The controversies that plague the Successor of Peter are nothing new. Benedict XVI suffered terribly and John Paul II too, but the media often add to the allegedly “unprecedented” nature of these controversies.
So there is no need to wait for the resignation or death of Pope Francis to catch a glimpse of the main themes of his actions, words, and gestures: His personal history already foreshadowed his future. The name “Francis” announced, as soon as he was elected, Assisi’s program of poverty. His dream, expressed on the threshold of his pontificate, is of a “poor Church for the poor.”
The faithful sense it as well. Those who went to see the movie Pope Francis, a Man of His Word were overwhelmed. Take Kader, for example, who returned to see it three times, because he says, “Pope Francis wants to send a message and I need to hear it again.” Or like Antoine, who sobbed like a child during the whole film, because this pope is his: “When the Pope speaks, he is speaking for me. He is talking about me.”
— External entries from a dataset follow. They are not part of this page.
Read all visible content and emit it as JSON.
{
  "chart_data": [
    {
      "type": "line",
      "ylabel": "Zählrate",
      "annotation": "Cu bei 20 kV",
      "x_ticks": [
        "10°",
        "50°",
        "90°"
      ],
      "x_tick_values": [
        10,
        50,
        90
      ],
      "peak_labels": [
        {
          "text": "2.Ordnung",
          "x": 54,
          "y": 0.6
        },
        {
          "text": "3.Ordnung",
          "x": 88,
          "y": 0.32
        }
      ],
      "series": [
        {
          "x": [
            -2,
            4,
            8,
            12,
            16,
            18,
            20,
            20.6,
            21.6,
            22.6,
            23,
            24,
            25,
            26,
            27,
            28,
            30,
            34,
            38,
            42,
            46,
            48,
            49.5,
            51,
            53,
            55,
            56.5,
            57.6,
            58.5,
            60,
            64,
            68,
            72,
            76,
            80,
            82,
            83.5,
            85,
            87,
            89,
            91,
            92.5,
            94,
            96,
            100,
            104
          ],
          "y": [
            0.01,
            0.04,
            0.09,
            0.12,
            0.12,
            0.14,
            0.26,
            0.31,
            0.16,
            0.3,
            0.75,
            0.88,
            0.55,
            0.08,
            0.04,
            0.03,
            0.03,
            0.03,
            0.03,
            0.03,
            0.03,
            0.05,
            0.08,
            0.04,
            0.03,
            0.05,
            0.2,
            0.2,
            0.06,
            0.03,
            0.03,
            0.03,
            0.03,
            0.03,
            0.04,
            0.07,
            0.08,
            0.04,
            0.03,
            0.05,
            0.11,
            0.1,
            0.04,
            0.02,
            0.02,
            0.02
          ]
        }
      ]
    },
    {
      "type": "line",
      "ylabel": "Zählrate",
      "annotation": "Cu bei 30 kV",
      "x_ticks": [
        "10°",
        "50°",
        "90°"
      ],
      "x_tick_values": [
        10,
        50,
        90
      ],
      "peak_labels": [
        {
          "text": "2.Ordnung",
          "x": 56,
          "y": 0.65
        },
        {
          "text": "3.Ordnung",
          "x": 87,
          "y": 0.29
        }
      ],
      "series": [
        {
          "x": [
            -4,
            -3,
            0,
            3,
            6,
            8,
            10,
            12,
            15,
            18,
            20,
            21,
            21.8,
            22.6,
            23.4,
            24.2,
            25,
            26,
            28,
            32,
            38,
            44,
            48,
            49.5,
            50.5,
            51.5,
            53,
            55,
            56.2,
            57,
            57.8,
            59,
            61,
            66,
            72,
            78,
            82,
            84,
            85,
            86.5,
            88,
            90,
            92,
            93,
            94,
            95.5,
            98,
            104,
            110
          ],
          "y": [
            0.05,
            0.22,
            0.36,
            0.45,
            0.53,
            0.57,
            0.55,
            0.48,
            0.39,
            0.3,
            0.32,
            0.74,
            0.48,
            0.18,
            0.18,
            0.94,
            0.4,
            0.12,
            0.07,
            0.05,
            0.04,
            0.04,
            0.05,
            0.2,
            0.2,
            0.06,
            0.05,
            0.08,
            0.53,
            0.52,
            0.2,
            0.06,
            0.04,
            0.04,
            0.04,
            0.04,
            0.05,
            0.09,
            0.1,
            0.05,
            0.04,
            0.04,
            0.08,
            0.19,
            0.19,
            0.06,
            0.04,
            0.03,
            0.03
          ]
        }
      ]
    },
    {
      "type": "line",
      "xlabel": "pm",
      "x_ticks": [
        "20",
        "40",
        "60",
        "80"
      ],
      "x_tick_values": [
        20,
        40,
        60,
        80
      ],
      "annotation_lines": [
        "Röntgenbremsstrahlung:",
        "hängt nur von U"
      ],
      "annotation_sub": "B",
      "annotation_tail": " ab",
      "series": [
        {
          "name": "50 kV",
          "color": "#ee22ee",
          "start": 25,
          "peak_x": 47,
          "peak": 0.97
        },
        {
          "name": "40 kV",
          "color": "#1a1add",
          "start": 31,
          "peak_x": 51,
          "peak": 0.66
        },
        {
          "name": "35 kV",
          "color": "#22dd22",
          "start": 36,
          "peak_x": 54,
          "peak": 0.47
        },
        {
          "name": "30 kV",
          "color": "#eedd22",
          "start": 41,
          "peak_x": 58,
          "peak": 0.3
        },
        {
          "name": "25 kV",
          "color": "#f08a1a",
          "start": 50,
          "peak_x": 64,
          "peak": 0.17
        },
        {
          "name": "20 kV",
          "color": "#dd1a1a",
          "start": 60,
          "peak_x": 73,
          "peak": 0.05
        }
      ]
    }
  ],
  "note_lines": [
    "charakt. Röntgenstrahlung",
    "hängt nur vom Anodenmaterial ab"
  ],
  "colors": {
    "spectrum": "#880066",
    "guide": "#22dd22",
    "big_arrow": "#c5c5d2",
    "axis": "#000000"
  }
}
There are also his acts: the only World Day launched by Francis is the World Day of the Poor. The next will take place on Sunday, November 18, 2018, and for its second edition, it has spread across the five continents, as shown at www.wearefratello.org.
World Day of the Poor
In many dioceses, parishes, communities, and movements, this will be a different day. On that day, the poor will be at the heart of the Church, in their rightful place. In a sense, we could hope for a world year or decade of the poor, because it should be the great program of the Church through time…
We can also decode certain signs: The pope entrusted the coordination of this day to the Pontifical Council for the New Evangelization, which is now re-oriented: It is not so much to announce the Good News to the poor, but to receive it from the poor themselves, and to understand that this friendship between rich and poor is, on its own, a testimony.
On November 18, therefore, the pope will celebrate Mass in St. Peter’s Basilica before having lunch in Paul VI Hall with hundreds of people from the street who live in great precariousness … faces that we are not used to seeing in great halls. The pope will tell them all: You are here at home, you are our treasure, you are the heart of the Church.
A relentless proposal
This day was born from the “stubbornness” of Étienne Villemain, co-founder of the Association for Friendship and the founder of Lazare. In 2014, he called on the pope at Saint Peter’s Square to ask him to create such a Day. On November 11, 2016, he solemnly formalized this request at the historic Fratello audience. The next day, during an unexpected exchange in the sacristy of St. Peter’s, Étienne asked the pope, now for the third time, to organize the World Day of the Poor. And the pope said “yes.” Afraid he had misunderstood, Étienne asked the pope again, this time in Spanish. “Yes, again,” the pope said, seemingly amused. And, a few dozen minutes later, Francis announced it in his homily, setting aside his text and surprising the translators.
At the end of the Jubilee of Mercy, the pope declared that henceforth every 33rd Ordinary Sunday would be the World Day of the Poor. Before the feast of Christ the King, we are invited to celebrate the poor Christ. If “the poor are our teachers,” as Saint Vincent de Paul said, it is because behind each of them lies the face of our King.
A desire for applause
Last year, it was a resident of Lazare who read the first reading, for the first World Day of the Poor in St. Peter’s Basilica. When he came down the steps of the choir, we felt a desire for applause throughout the congregation: Yes, that day, the Word of God was addressed to us through the voice of Serge, who had — and this was a rare thing — shaved for the occasion. “The poor man cries out and the Lord hears,” says Psalm 33. So often, the Lord cries through the mouths of his poor, but we do not hear him!
On November 11, 2018, the centenary of the end of a world war that left ten million crosses planted in our plains, there is no better way to celebrate the armistice than by preparing for the World Day of the Poor, because “the rich wage war to possess more… […]. The poor are the architects of peace. We need peace in the world, in the Church, in all the churches,” said Francis in November 2016. These words seem lastingly relevant. And these words will give us something to answer the sighs heard here and there of “poor pope” with… “no, the pope of the poor!”